I cannot think of any job in our current climate in which a large percentage of employees would not report “feeling stressed and pressured” as a result of work conditions. Stress and pressure are realities that simply go with the context in which we live.

I was watching the woman operating the check-out in our local grocery store yesterday and observed how “stressed and pressured” she looked. I bet 43% of her customers every day “have little or no understanding of the pressures” she is under. I doubt she receives much “personal or professional development” at her job. I know she is regularly “spoken to rudely,” by impatient customers. And I cannot imagine that she gets much on-the-job appreciation from those she serves.

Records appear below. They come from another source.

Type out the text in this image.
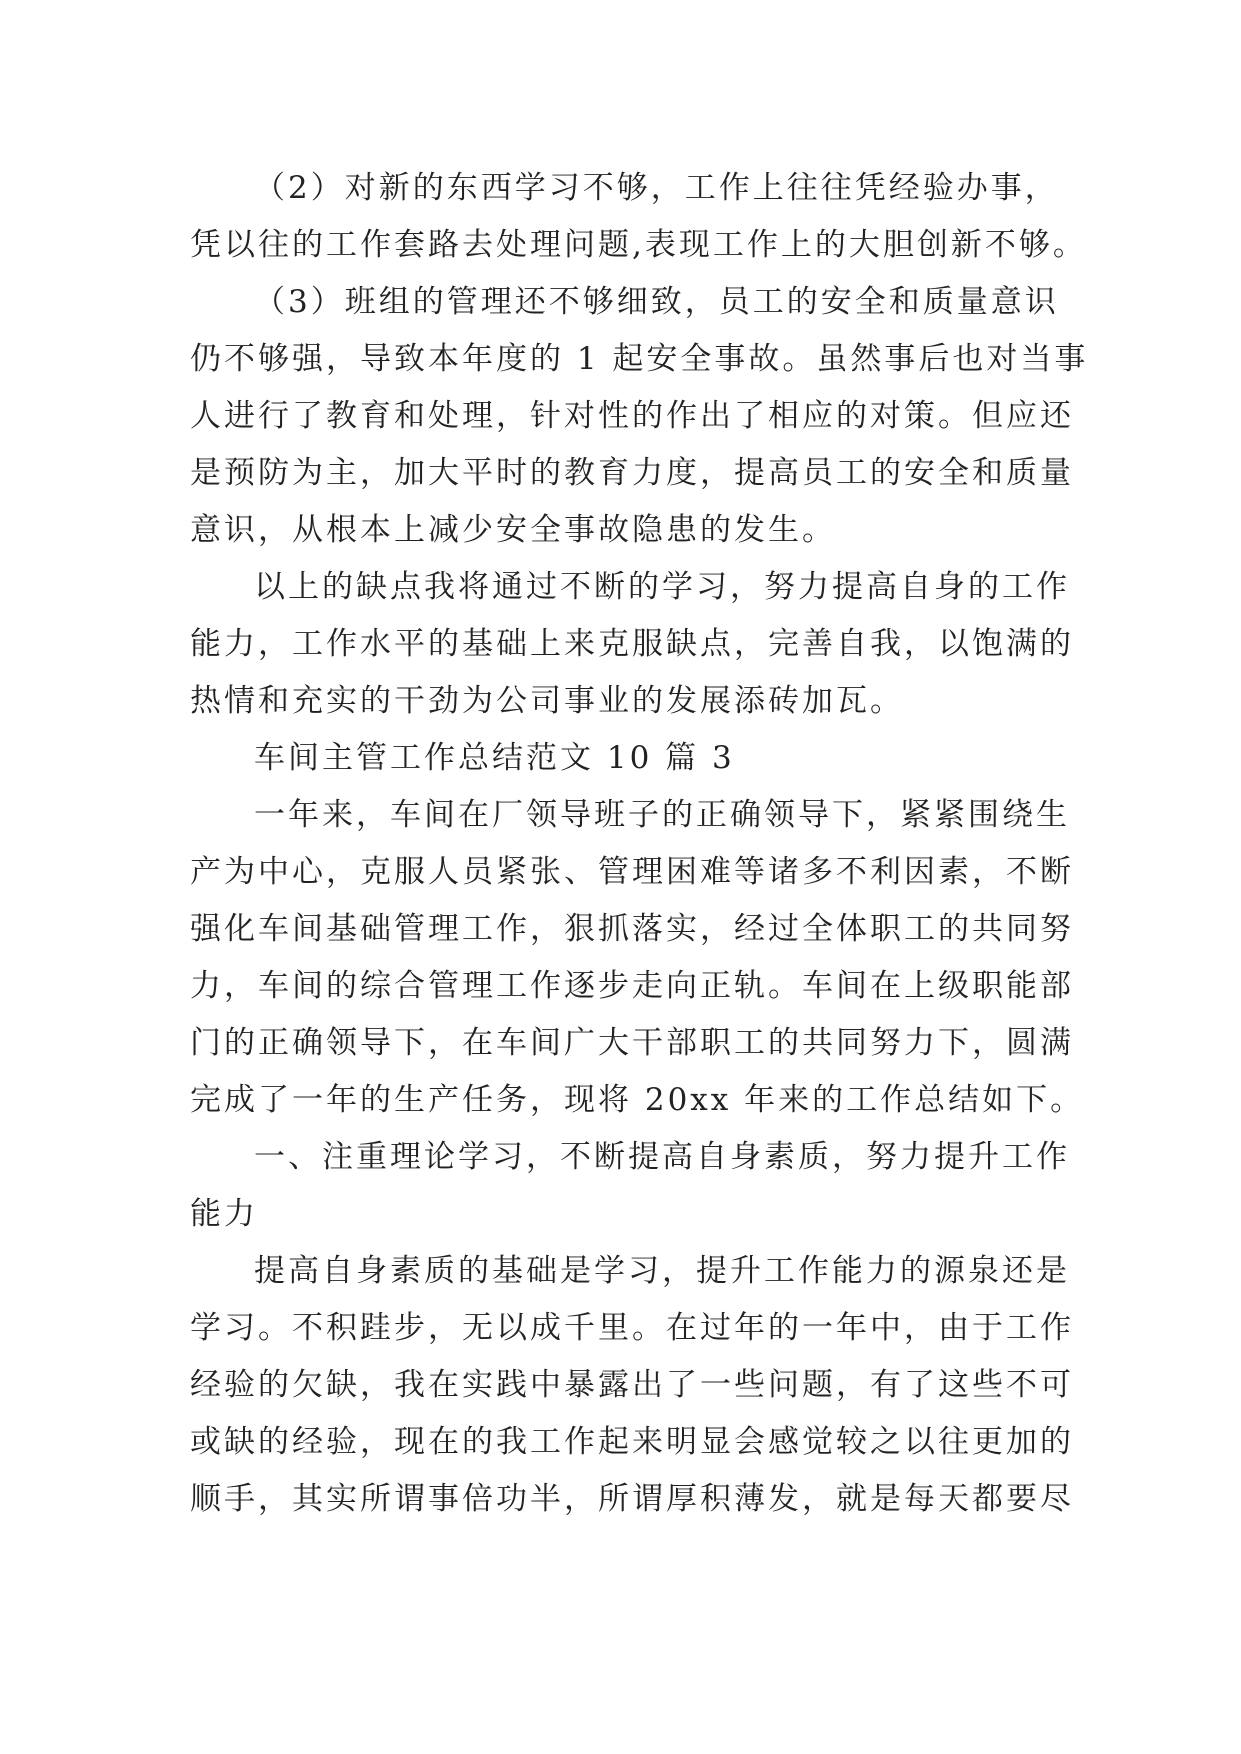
（2）对新的东西学习不够，工作上往往凭经验办事，
凭以往的工作套路去处理问题,表现工作上的大胆创新不够。
（3）班组的管理还不够细致，员工的安全和质量意识
仍不够强，导致本年度的 1 起安全事故。虽然事后也对当事
人进行了教育和处理，针对性的作出了相应的对策。但应还
是预防为主，加大平时的教育力度，提高员工的安全和质量
意识，从根本上减少安全事故隐患的发生。
以上的缺点我将通过不断的学习，努力提高自身的工作
能力，工作水平的基础上来克服缺点，完善自我，以饱满的
热情和充实的干劲为公司事业的发展添砖加瓦。
车间主管工作总结范文 10 篇 3
一年来，车间在厂领导班子的正确领导下，紧紧围绕生
产为中心，克服人员紧张、管理困难等诸多不利因素，不断
强化车间基础管理工作，狠抓落实，经过全体职工的共同努
力，车间的综合管理工作逐步走向正轨。车间在上级职能部
门的正确领导下，在车间广大干部职工的共同努力下，圆满
完成了一年的生产任务，现将 20xx 年来的工作总结如下。
一、注重理论学习，不断提高自身素质，努力提升工作
能力
提高自身素质的基础是学习，提升工作能力的源泉还是
学习。不积跬步，无以成千里。在过年的一年中，由于工作
经验的欠缺，我在实践中暴露出了一些问题，有了这些不可
或缺的经验，现在的我工作起来明显会感觉较之以往更加的
顺手，其实所谓事倍功半，所谓厚积薄发，就是每天都要尽
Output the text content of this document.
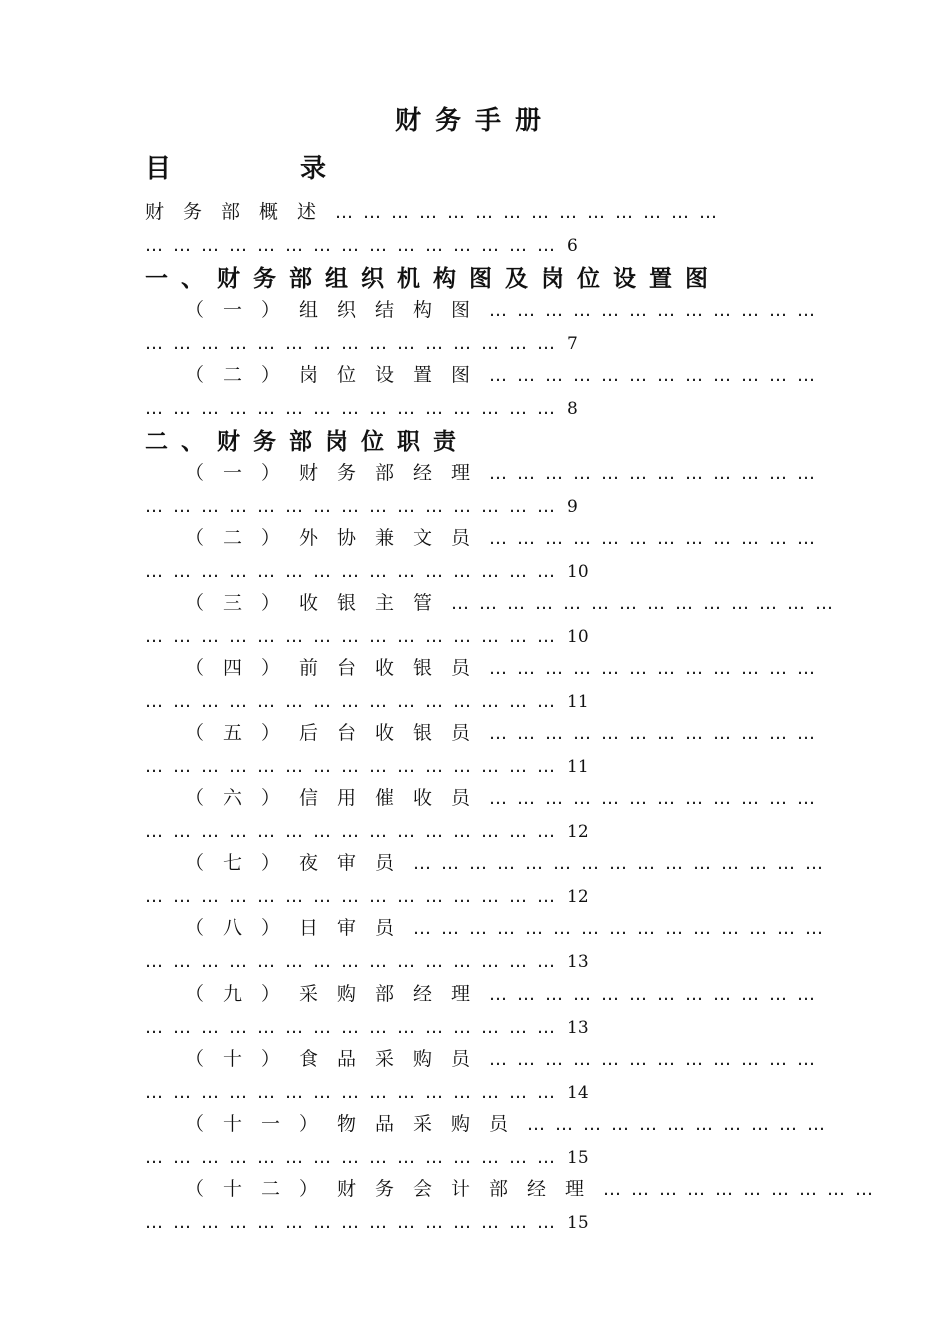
财务手册
目 录
财务部概述……………………………………
……………………………………… 6
一、财务部组织机构图及岗位设置图
（一）组织结构图………………………………
……………………………………… 7
（二）岗位设置图………………………………
……………………………………… 8
二、财务部岗位职责
（一）财务部经理………………………………
……………………………………… 9
（二）外协兼文员………………………………
……………………………………… 10
（三）收银主管……………………………………
……………………………………… 10
（四）前台收银员………………………………
……………………………………… 11
（五）后台收银员………………………………
……………………………………… 11
（六）信用催收员………………………………
……………………………………… 12
（七）夜审员………………………………………
……………………………………… 12
（八）日审员………………………………………
……………………………………… 13
（九）采购部经理………………………………
……………………………………… 13
（十）食品采购员………………………………
……………………………………… 14
（十一）物品采购员……………………………
……………………………………… 15
（十二）财务会计部经理…………………………
……………………………………… 15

I do not believe most clergy have cause to be any more dissatisfied, discontent,  or unhappy in their work than the majority of workers.

The tragedy of course is that, of all people, those of us whose job it is to help others open to an awareness of the abundance and beauty of life, should surely be vastly more content than most employees with our lot in life and the work we are privileged to do.

What is the problem? Why do 76% of church leaders complain about their professional lives?

It is tempting to seek answers by pointing a finger at some guilty party out there. But, grown-ups don’t blame others for their internal condition. People with mature spiritual lives (hopefully a description of most church leaders) take responsibility for their inner lives. We do not blame you because we are unhappy.

In response to his own survey Steve Chalke suggests that the well-being of clergy is ultimately

a question of nurturing and sustaining your inner life and spirituality. I know how hard it is, in a busy schedule, to do this, but I’ve slowly learnt that cutting out time for reflection is always a false economy that comes back to bite. As the classic poem ‘I Didn’t Have Time’ reminds us, we are all too busy not to pray!

This is wise advice.

If I want to avoid finding myself in the ranks of clergy-whiners, I need to attend to my inner life. I need to pray. I need to rest and to step aside for a time from the pressures and strains of my work.

Paul urged the Christians in Corinth to

be imitators of me. (I Corinthians 4:16)

As a leader in the church, my first responsibility is to develop a life I might want others to imitate. This is only remotely possible if I begin with a life of prayer.